October 01, 2005

Clusters strike back

Yet another paper discovers that self-reported ethnicity corresponds almost perfectly with genetic cluster membership. See some of my previous posts on the subject. Here is the conclusion:
The current study extends the previous findings of Rosenberg et al. (2002) indicating that analysis of population structure using a non-hierarchical clustering algorithm can separate population groups based on DNA polymorphisms. We show here that both continental and sub-continental populations can be readily distinguished and that admixed populations can be examined in the context of the contributions of putative parental populations. These results were robust when k < 7 were examined and were reproducible under many different models. In addition, the findings were not sensitive to exclusion of random groups of individuals, nor inclusion of large numbers of individuals from admixed groups. These findings and implications differ from those suggested by the recent studies of Serre and Paabo in which the microsatellite data set utilized by Rosenberg was reexamined (2004). These investigators suggested that observations of continental grouping in population structure analyses is due to the sampling methods and that there are gradients of human genetic diversity rather than discontinuities between the continents. In contrast, the current study using diallelic AIMs supports the conclusion that the continental population groups are relatively discrete and that such results are not due to limited sampling and exclusion of admixed populations. As discussed subsequently, the robust results observed in the current study may depend on the use of diallelic AIMs.

Also of interest from the paper:
  • Hispanics vary in their admixture proportions. For example, Mexican Americans are more Caucasoid than Mexicans, while Puerto Ricans are more Negroid than other Hispanics
  • South Asians are assigned their own cluster when k=5, confirming my earlier suggestions. and in agreement with uniparental markers which establish beyond a doubt that admixture between Caucasoids and East Asians does not reflect the origin of South Asian populations. There is no need to postulate East Asian grandparents for South Asians. The authors write:
"However, at k = 5 or greater, the STRUCTURE analysis shows the presence of a new cluster (here designated cluster 5) in the South Asian subjects (Fig. 2b, c). This cluster was the predominant group in the South Asian population for each of the South Asian subjects and was present in the other populations only in small percentages. Similarly, the triangle plot descriptions of the different populations (Fig. 3), shows not only the clear separation of each of the continental populations but also the South Asian population from each of the other populations (Fig. 3c). This result was consistently observed in all analyses performed at k=5 using either the linkage or admixture models applied by the STRUCTURE program and was observed for all individuals that included members with diverse language dialects and states of Indian origin (see Materials and methods)."
Human Genetics (online early)

Examination of ancestry and ethnic affiliation using highly informative diallelic DNA markers: application to diverse and admixed populations and implications for clinical epidemiology and forensic medicine

Nan Yang et al.


We and others have identified several hundred ancestry informative markers (AIMs) with large allele frequency differences between different major ancestral groups.

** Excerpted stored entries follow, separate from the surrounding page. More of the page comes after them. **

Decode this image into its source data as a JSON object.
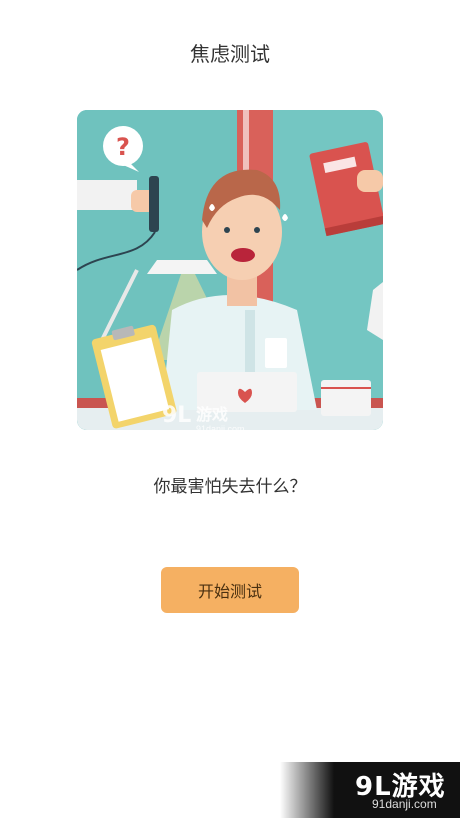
{
  "header": {
    "title": "焦虑测试"
  },
  "main": {
    "question": "你最害怕失去什么？",
    "start_button_label": "开始测试"
  },
  "watermark": {
    "logo_text": "9L游戏",
    "url": "91danji.com"
  },
  "colors": {
    "button_bg": "#f5b062",
    "hero_bg": "#74c6c2",
    "accent_red": "#d9534f"
  }
}
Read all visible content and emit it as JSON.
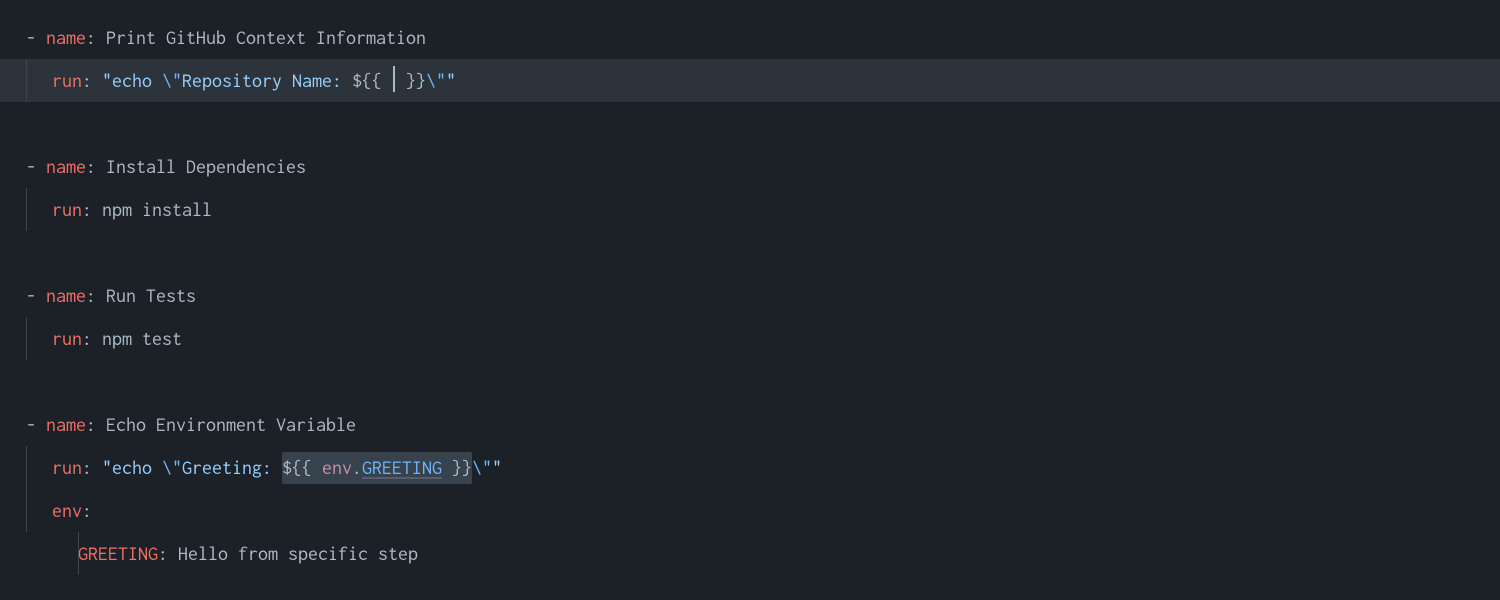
{
  "yaml": {
    "dash": "- ",
    "keys": {
      "name": "name",
      "run": "run",
      "env": "env",
      "greeting": "GREETING"
    },
    "colon": ":",
    "colon_space": ": "
  },
  "steps": [
    {
      "name": "Print GitHub Context Information",
      "run_prefix": "\"echo ",
      "run_esc1": "\\\"",
      "run_text": "Repository Name: ",
      "expr_open": "${{ ",
      "expr_close": " }}",
      "run_esc2": "\\\"",
      "run_suffix": "\""
    },
    {
      "name": "Install Dependencies",
      "run": "npm install"
    },
    {
      "name": "Run Tests",
      "run": "npm test"
    },
    {
      "name": "Echo Environment Variable",
      "run_prefix": "\"echo ",
      "run_esc1": "\\\"",
      "run_text": "Greeting: ",
      "expr_open": "${{ ",
      "expr_var": "env",
      "expr_dot": ".",
      "expr_prop": "GREETING",
      "expr_close": " }}",
      "run_esc2": "\\\"",
      "run_suffix": "\"",
      "env_key": "GREETING",
      "env_value": "Hello from specific step"
    }
  ]
}
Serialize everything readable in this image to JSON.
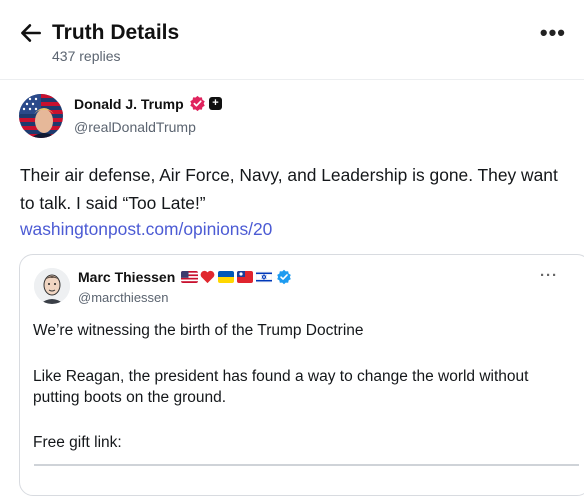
{
  "header": {
    "title": "Truth Details",
    "replies": "437 replies"
  },
  "post": {
    "author_name": "Donald J. Trump",
    "author_handle": "@realDonaldTrump",
    "plus_badge": "+",
    "text": "Their air defense, Air Force, Navy, and Leadership is gone. They want to talk. I said “Too Late!”",
    "link": "washingtonpost.com/opinions/20"
  },
  "quote": {
    "author_name": "Marc Thiessen",
    "author_handle": "@marcthiessen",
    "flags": [
      "us-flag",
      "red-heart",
      "ukraine-flag",
      "taiwan-flag",
      "israel-flag"
    ],
    "line1": "We’re witnessing the birth of the Trump Doctrine",
    "line2a": "Like Reagan, the president has found a way to change the world without",
    "line2b": "putting boots on the ground.",
    "line3": "Free gift link:"
  },
  "colors": {
    "link": "#4c5bd4",
    "verified_pink": "#e0245e",
    "verified_blue": "#1d9bf0",
    "muted": "#5b6470"
  }
}
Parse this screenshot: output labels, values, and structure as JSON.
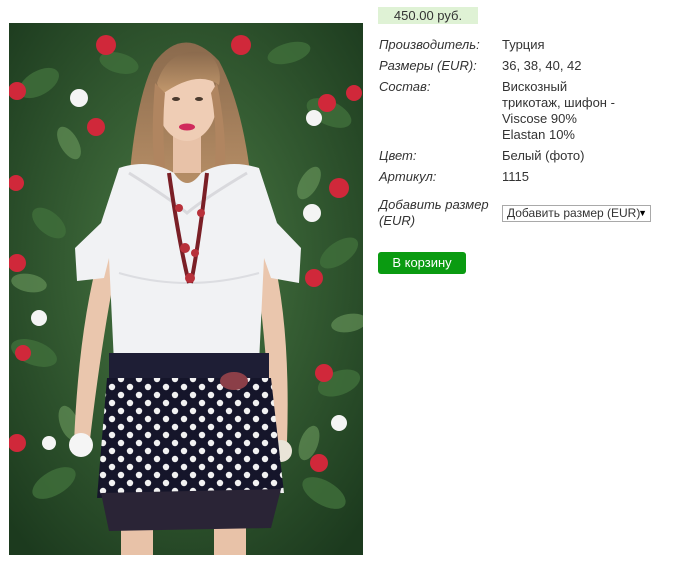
{
  "product": {
    "price": "450.00 руб.",
    "image_alt": "Модель в белой блузке и юбке в горошек",
    "specs": [
      {
        "label": "Производитель:",
        "value": "Турция"
      },
      {
        "label": "Размеры (EUR):",
        "value": "36, 38, 40, 42"
      },
      {
        "label": "Состав:",
        "value": "Вискозный трикотаж, шифон - Viscose 90% Elastan 10%"
      },
      {
        "label": "Цвет:",
        "value": "Белый (фото)"
      },
      {
        "label": "Артикул:",
        "value": "1115"
      }
    ],
    "add_size_label": "Добавить размер (EUR)",
    "size_select_value": "Добавить размер (EUR)",
    "cart_button": "В корзину"
  },
  "colors": {
    "price_bg": "#dff2d5",
    "cart_button_bg": "#0a9b11"
  }
}
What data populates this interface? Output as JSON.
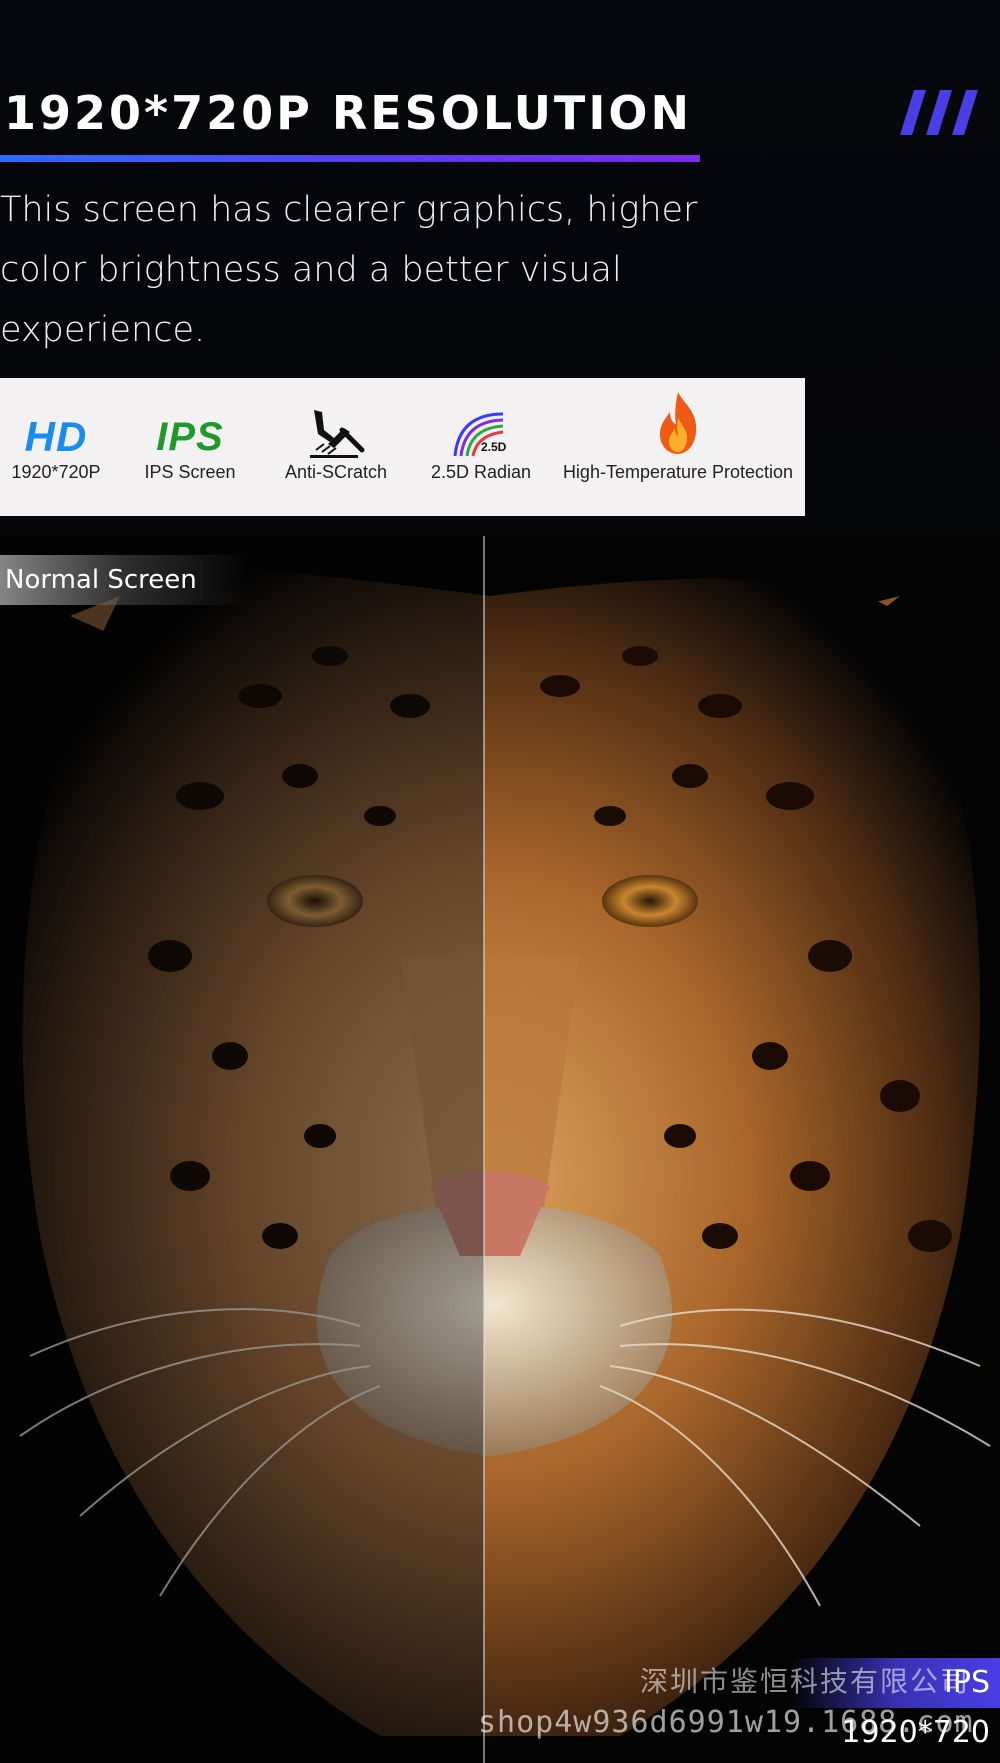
{
  "header": {
    "title": "1920*720P RESOLUTION",
    "description": "This screen has clearer graphics, higher color brightness and a better visual experience.",
    "accent_colors": [
      "#2a6cff",
      "#7b2ce8"
    ],
    "decoration_icon": "triple-slash-icon"
  },
  "features": [
    {
      "icon": "hd-logo-icon",
      "icon_text": "HD",
      "label": "1920*720P",
      "color": "#1a8cf0"
    },
    {
      "icon": "ips-logo-icon",
      "icon_text": "IPS",
      "label": "IPS Screen",
      "color": "#1f9a2a"
    },
    {
      "icon": "hammer-scratch-icon",
      "label": "Anti-SCratch"
    },
    {
      "icon": "curved-edge-icon",
      "icon_text": "2.5D",
      "label": "2.5D Radian"
    },
    {
      "icon": "flame-icon",
      "label": "High-Temperature Protection",
      "color": "#f05a14"
    }
  ],
  "comparison": {
    "left_label": "Normal Screen",
    "right_label": "IPS 1920*720",
    "subject": "leopard-face-illustration"
  },
  "watermark": {
    "company": "深圳市鉴恒科技有限公司",
    "url": "shop4w936d6991w19.1688.com"
  }
}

For this study, a panel of 199 widely distributed AIMs was used to examine a diverse set of 796 DNA samples including self-identified European Americans, West Africans, East Asians, Amerindians, African Americans, Mexicans, Mexican Americans, Puerto Ricans and South Asians. Analysis using a Bayesian clustering algorithm (STRUCTURE) showed grouping of individuals with similar ethnic identity without any identifier other than the AIMs genotyping and showed admixture proportions that clearly distinguished different individuals of mixed ancestry. Additional analyses showed that, for the majority of samples, the predicted ethnic identity corresponded with the self-identified ethnicity at high probability (P > 0.99). Overall, the study demonstrates that AIMs can provide a useful adjunct to forensic medicine, pharmacogenomics and disease studies in which major ancestry or ethnic affiliation might be linked to specific outcomes.